A new report says China is now the world's leading consumer of basic agricultural and industrial goods. The news highlights China's economic growth and global reach.

According to a report issued this week by the Earth Policy Institute in Washington, China consumes more coal, steel and grain as well as more refrigerators, television sets and mobile phones than any other nation.

Min Tang is the chief economist for the Asian Development Bank in Beijing. He says China's new middle class is behind the growth in consumption.

"Because in the last 10 years income more than doubled and so purchasing power in China is increasing," said Min Tang.

But China's total consumption rate fails to tell the entire story, with per capita consumption still far below developed countries such as Japan or the United States.

The Earth Policy Institute report claims China's 1.3 billion people ate almost 64 million tons of meat in 2004, nearly double the total U.S. consumption. However, the report also points out that per capita, Americans ate nearly three times as much meat in 2004 as the Chinese.

Bob Broadfoot is the managing director of the Political and Economic Risk Consultancy in Hong Kong.

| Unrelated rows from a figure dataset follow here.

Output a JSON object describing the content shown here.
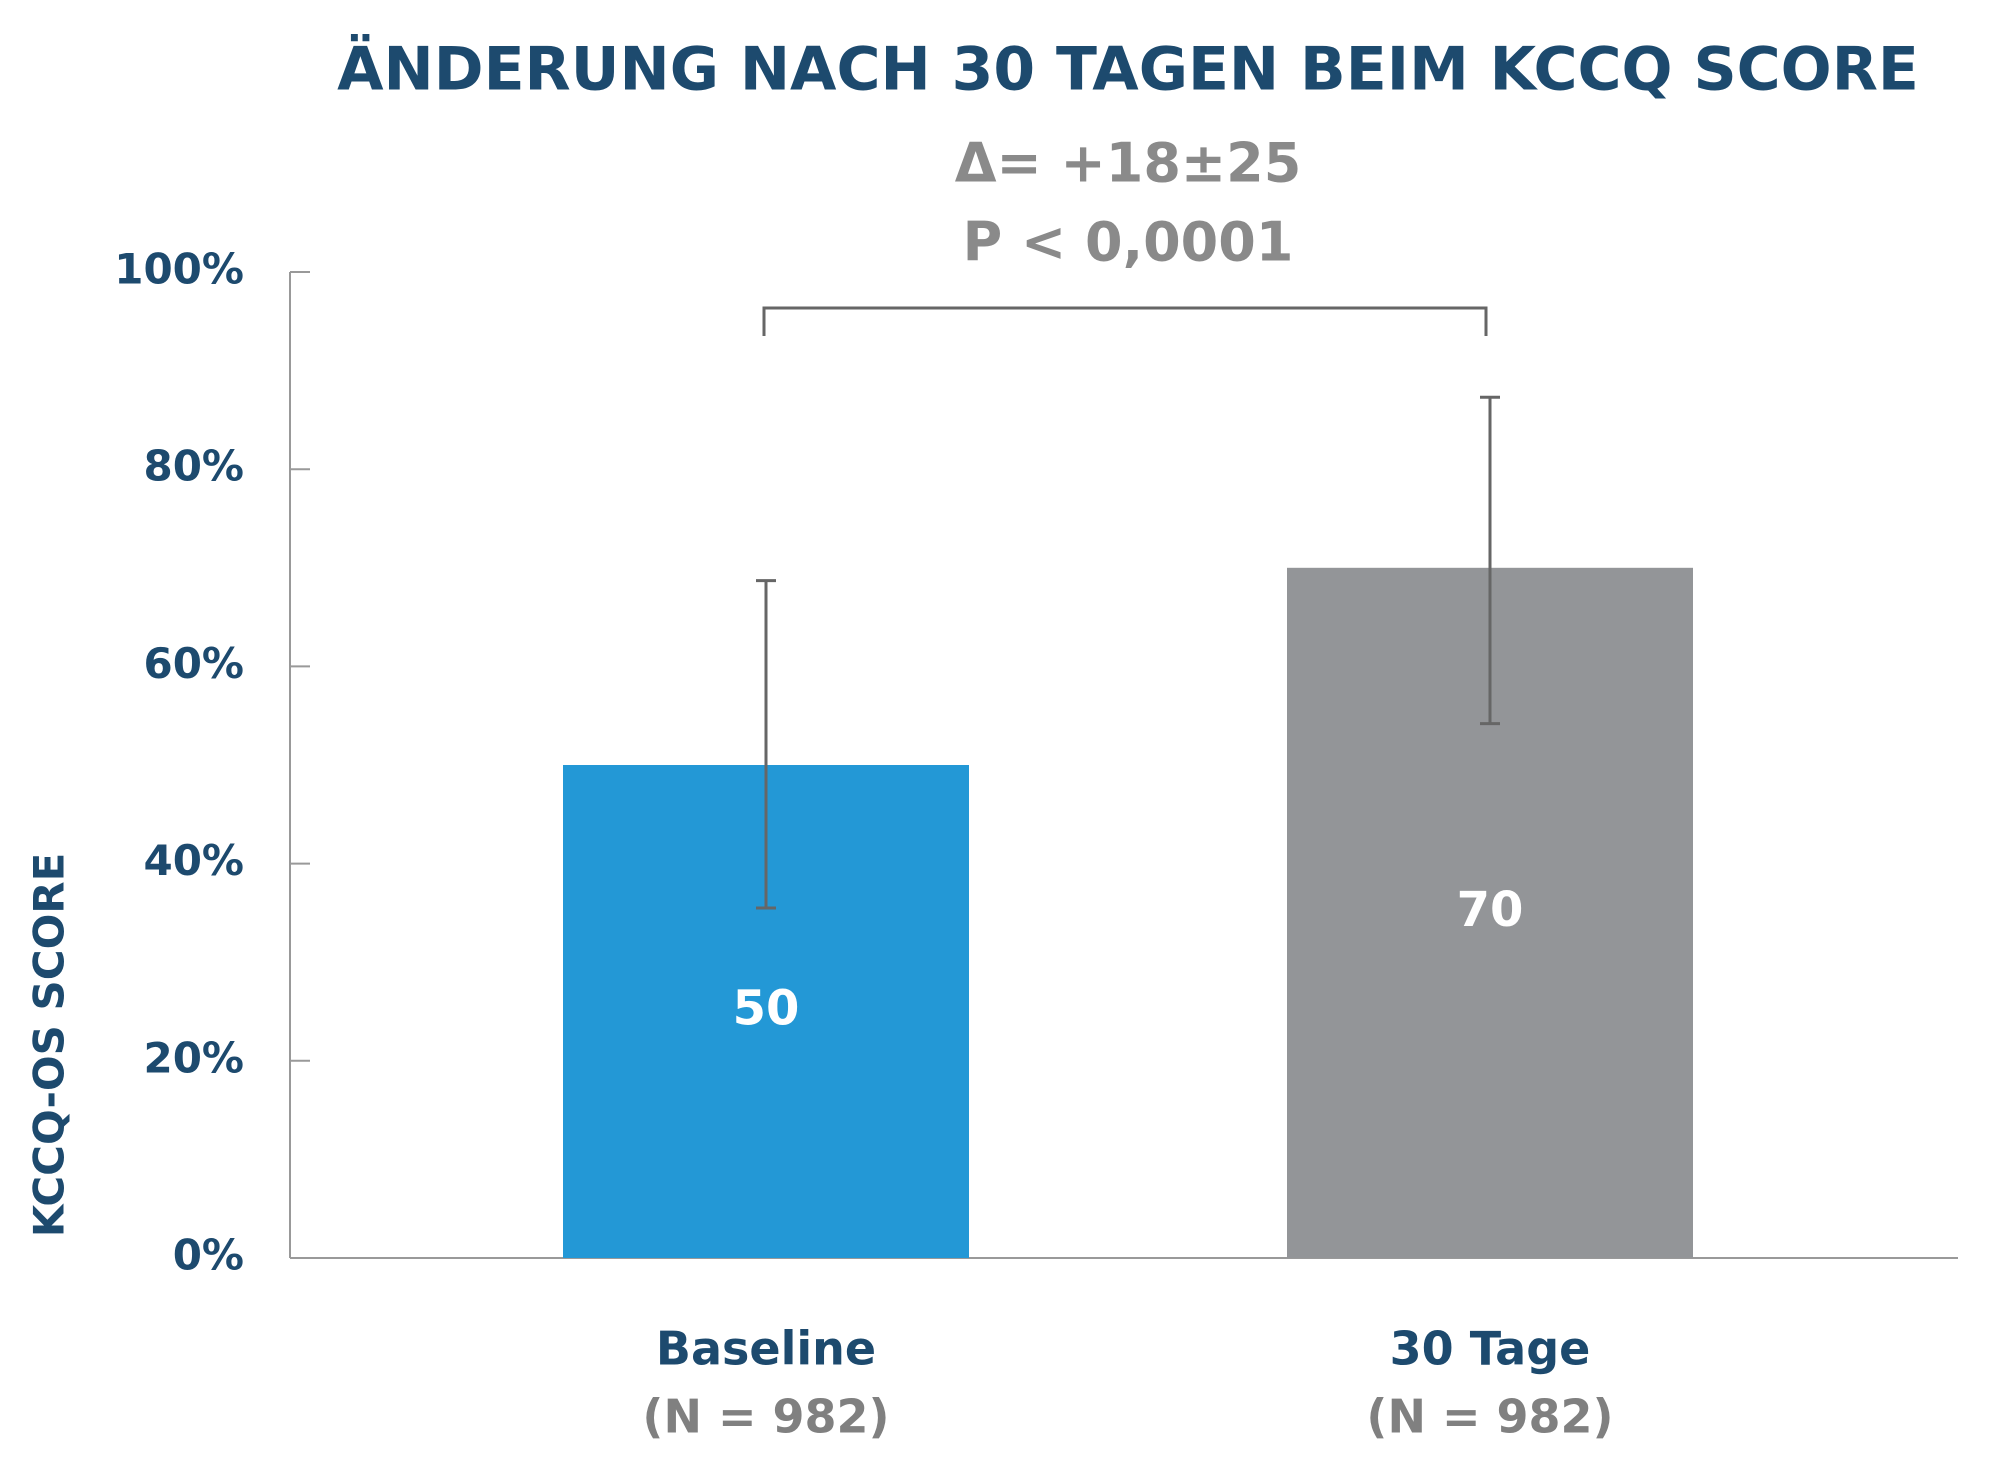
{
  "chart_data": {
    "type": "bar",
    "title": "ÄNDERUNG NACH 30 TAGEN BEIM KCCQ SCORE",
    "annotations": [
      "Δ= +18±25",
      "P < 0,0001"
    ],
    "ylabel": "KCCQ-OS SCORE",
    "categories": [
      "Baseline",
      "30 Tage"
    ],
    "category_subtitles": [
      "(N = 982)",
      "(N = 982)"
    ],
    "values": [
      50,
      70
    ],
    "colors": [
      "#2398d6",
      "#939598"
    ],
    "error_bars": [
      {
        "low": 35.5,
        "high": 68.7
      },
      {
        "low": 54.2,
        "high": 87.3
      }
    ],
    "ylim": [
      0,
      100
    ],
    "yticks": [
      {
        "value": 0,
        "label": "0%"
      },
      {
        "value": 20,
        "label": "20%"
      },
      {
        "value": 40,
        "label": "40%"
      },
      {
        "value": 60,
        "label": "60%"
      },
      {
        "value": 80,
        "label": "80%"
      },
      {
        "value": 100,
        "label": "100%"
      }
    ]
  }
}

He says China's enormous appetite for raw materials is - at least in part - the result of waste and inefficiency.

"[In] none of those cases is it a matter of excessive consumption," said Bob Broadfoot. "It's a matter of inefficient production and inefficient use. Really some of those numbers are extremely discouraging. For example the wastage rate in coal is over 70 percent. That's a lot of resources wasted."

Whatever the cause, Mr. Broadfoot says China's consumption rates have a global impact. From coal to steel to oil, Chinese demand for raw materials helps drive up global prices and puts pressure on limited supplies.

Environmentalists also warn of the local costs associated with enormous consumption.

The World Health Organization says that seven of the world's 10 most polluted cities are now in China.

And the environmental organization Greenpeace says the country could face an ecological disaster unless it limits pollution and protects its natural resources.